Another example of Israelite worship modes arising from Egyptian influence lies in the structure of the Israelite tabernacle and then temple. Egyptian temples were built along an axis of larger open spaces moving into smaller closed spaces, usually four to five all the way to the innermost space called the Holy of Holies where the barque of the god was kept. Increasing holiness and sacred separation accompanied each space as it grew closer to the abode of the god. Because Egypt’s main god during the time of the Israelite enslavement was Amun whose name means the “hidden one,” the Egyptian temples shrouded their gods in secrecy and mystical isolation. Similarly, first the Israelite tabernacle and then the temple were built along an axis of larger and more open, less-holy spaces moving toward closed, smaller and holier spaces. The Jewish spaces numbered three with the holiest also called the “Holy of Holies” just like its Egyptian counterpart. Like the Egyptian system, the Israelite holy places increasingly excluded people based on their intimate connection to God, so that the Jewish congregation could enter the outer space, only the priests the middle space, but only the High Priest the Holy of Holies—and then, only one day of the entire year. How did the Israelites adopt so similar an architectural religious imagery if they had never been in Egypt?


The second positive reason to think that the Israelites escaped Egyptian enslavement is that Israel’s entire tradition and history is centered on her deliverance from Egypt. From the chronicles of Israelite history, through to her songs and poetry, and all through the myriad of prophetic oracles who emerge to call the people back to God, you find constant references to the mighty deliverance that God effected back in the days of their Egyptian captivity. Origin myths with historical locations usually find their beginning points in genuine events, just as modern scholars were chagrined to admit when the city of Troy was discovered just as the Greek myths indicate. Ancient history was embedded in the ancient people’s cultures far more than their written records, because the vast majority of people could not read. So, each generation passed down all that had befallen their people in songs, poetry, dances, art, festivals, and rituals. The primary Israelite festival was the Passover Feast, an event commemorating the frenetic escape from Egypt, all the way down to having the participants at the table dressed in traveling clothes and holding walking sticks! This kind of ritualistic festival is classic evidence of how history was transmitted down through cultural traditions of ancient peoples, meaning, that the Israelite account of their slavery and escape from Egypt is credible.

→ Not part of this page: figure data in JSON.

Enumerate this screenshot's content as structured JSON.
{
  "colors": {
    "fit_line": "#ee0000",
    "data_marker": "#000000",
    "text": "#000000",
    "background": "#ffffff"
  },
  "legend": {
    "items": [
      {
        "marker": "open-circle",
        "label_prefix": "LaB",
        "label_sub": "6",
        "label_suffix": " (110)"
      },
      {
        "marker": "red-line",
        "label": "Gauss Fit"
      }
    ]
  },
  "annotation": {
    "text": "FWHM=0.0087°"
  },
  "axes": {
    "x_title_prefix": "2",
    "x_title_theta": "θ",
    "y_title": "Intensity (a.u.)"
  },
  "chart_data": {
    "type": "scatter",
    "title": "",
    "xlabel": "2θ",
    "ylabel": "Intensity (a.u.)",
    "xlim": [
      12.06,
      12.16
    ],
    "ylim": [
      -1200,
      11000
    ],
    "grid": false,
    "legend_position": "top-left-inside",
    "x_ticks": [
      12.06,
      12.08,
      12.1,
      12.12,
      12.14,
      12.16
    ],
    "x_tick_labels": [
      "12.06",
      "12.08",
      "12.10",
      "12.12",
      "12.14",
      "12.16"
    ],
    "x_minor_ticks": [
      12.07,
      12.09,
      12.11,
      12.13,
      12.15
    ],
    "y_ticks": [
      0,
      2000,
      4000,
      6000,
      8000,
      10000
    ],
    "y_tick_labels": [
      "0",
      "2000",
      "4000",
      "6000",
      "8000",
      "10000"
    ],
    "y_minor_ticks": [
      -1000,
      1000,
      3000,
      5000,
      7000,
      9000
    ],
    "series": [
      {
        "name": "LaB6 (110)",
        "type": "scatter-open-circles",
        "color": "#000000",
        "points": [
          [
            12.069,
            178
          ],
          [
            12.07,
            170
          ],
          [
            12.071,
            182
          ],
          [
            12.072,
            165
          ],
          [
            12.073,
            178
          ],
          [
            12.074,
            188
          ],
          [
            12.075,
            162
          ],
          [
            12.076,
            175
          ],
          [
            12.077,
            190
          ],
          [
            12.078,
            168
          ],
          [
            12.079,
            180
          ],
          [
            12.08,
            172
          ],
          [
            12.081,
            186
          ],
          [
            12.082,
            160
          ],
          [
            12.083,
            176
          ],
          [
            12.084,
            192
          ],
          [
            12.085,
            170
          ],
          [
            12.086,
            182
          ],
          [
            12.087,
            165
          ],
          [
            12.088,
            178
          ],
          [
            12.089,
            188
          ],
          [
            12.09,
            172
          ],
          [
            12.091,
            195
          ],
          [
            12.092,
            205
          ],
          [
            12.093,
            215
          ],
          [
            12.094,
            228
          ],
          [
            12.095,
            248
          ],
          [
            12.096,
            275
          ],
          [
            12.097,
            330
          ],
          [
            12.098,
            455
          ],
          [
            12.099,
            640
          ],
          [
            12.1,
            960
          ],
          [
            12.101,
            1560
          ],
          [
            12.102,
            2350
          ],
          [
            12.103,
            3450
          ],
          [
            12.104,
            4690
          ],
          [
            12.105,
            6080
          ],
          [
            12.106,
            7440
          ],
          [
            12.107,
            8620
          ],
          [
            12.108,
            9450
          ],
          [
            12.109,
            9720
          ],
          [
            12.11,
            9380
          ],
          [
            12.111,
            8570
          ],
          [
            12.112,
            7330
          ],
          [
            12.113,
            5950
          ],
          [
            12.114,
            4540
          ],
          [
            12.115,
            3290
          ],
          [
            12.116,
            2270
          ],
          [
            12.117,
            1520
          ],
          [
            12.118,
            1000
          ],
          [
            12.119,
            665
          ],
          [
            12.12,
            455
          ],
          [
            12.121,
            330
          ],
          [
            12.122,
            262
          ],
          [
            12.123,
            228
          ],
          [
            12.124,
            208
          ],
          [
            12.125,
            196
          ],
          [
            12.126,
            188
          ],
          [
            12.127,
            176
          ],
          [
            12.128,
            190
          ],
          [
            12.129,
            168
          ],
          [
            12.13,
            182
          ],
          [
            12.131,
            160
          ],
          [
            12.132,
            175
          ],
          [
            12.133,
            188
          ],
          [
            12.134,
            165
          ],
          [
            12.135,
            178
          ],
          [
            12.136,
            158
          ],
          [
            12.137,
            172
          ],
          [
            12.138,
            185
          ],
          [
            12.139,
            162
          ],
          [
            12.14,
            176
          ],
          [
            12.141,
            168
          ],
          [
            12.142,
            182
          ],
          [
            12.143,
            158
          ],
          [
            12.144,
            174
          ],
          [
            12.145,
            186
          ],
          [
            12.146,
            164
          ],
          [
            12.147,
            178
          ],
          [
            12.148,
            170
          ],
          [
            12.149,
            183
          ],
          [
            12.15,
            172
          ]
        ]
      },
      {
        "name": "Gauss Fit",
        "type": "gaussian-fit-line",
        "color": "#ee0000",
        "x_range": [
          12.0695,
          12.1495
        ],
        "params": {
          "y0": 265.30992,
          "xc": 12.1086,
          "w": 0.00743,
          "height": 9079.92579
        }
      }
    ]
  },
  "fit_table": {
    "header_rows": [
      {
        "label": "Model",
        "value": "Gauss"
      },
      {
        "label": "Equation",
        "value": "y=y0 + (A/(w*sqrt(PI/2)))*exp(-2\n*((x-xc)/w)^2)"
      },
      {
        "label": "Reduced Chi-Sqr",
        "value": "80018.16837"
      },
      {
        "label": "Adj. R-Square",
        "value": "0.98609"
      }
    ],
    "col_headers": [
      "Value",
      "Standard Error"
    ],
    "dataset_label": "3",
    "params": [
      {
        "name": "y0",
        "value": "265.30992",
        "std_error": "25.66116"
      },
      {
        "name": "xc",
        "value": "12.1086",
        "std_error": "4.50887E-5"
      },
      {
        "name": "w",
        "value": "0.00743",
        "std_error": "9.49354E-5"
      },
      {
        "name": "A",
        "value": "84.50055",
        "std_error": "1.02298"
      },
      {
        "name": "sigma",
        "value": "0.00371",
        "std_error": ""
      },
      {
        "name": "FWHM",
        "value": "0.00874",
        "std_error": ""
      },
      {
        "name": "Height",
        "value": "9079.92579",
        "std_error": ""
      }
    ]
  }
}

Since Israel had been in Egypt and did escape, we have to wonder how an unarmed, non-military, Israelite slave population could have escaped from ancient Egypt during the powerful New Kingdom late 18th or early 19th dynasties. We have no records of Egyptians ever releasing slaves en masse. It seems obvious that the Egyptians would not have released all these essential workers unless something compelled them, so what was it?